"The Children of God (now called "The Family") was the most controversial offshoot of the 1960s Jesus People movement, resulting in reams of negative publicity and mobilizing the nation's first formal anticult organization. Southern Baptist Theological Seminary professor Chancellor has created what is perhaps the most sympathetic book about The Family, using the methodology of oral history to allow the movement's faithful participants to speak for themselves."—Publishers Weekly
From a unique insider’s perspective—including interviews with more than seven-hundred family members—James Chancellor charts The Family’s course since its emergence as the most controversial group to grow out of the Jesus People Movement in the 1960s.
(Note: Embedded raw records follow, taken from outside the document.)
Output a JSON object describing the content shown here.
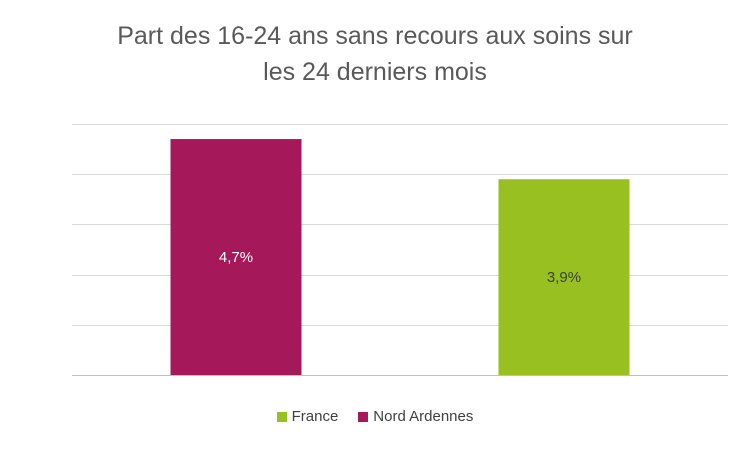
{
  "chart_data": {
    "type": "bar",
    "title_lines": [
      "Part des 16-24 ans sans recours aux soins sur",
      "les 24 derniers mois"
    ],
    "categories": [
      "Nord Ardennes",
      "France"
    ],
    "values": [
      4.7,
      3.9
    ],
    "data_labels": [
      "4,7%",
      "3,9%"
    ],
    "colors": [
      "#A5185A",
      "#97C020"
    ],
    "label_colors": [
      "#ffffff",
      "#404040"
    ],
    "ylim": [
      0,
      5
    ],
    "gridlines": true,
    "legend_position": "bottom",
    "legend": [
      {
        "label": "France",
        "color": "#97C020"
      },
      {
        "label": "Nord Ardennes",
        "color": "#A5185A"
      }
    ]
  }
}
Chancellor, who had extraordinary access to rare Family records, includes the experiences of members who have remained loyal to the community and to the founding vision of their prophet, David Brandt Berg. In the first book of its kind—comprising often painful personal histories and firsthand accounts—Chancellor focuses on the motivation and process of becoming a Child of God, the core beliefs of the community, the mission of the disciples, their shifting sexual mores, and the cost of membership in terms of internal discipline and external persecution.
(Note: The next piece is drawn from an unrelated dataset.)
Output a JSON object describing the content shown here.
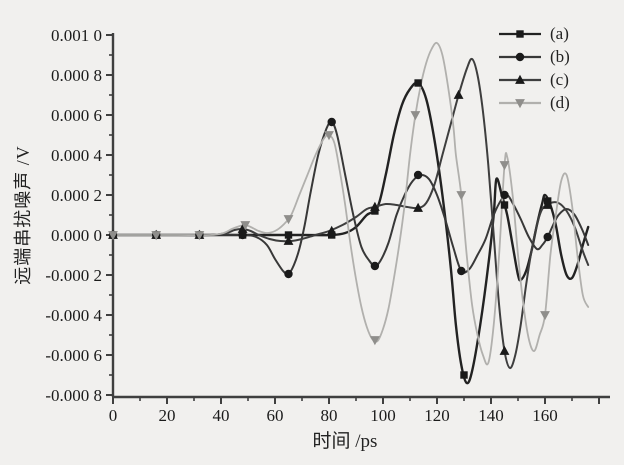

Intense confrontation with the legal, religious, political, and educational establishment marked the movement’s activities from the beginning. The young disciples heeded the call of their prophet to flee a soon-to-be-destroyed North America. Dispersed throughout Europe, Latin America, Africa, and East Asia, they virtually disappeared from the American landscape. In the late 1980s, The Family had gone through extreme theological and lifestyle changes, including a radical reordering of their sexual ethos. The Children of God started to come home. Now a worldwide counterculture of some twelve thousand members, the movement’s colorful history reveals a profoundly religious group that has tested the limits of human experience.
James D. Chancellor is W. 0. Carver Professor of World Religions and Christian Missions at the Southern Baptist Theological Seminary. He served for one year as a visiting scholar at the University of Manitoba and has lectured at theological institutions in Trinidad, Singapore, and the Philippines. He has published articles in the Southern Baptist Journal of Theology and Review and Expositor.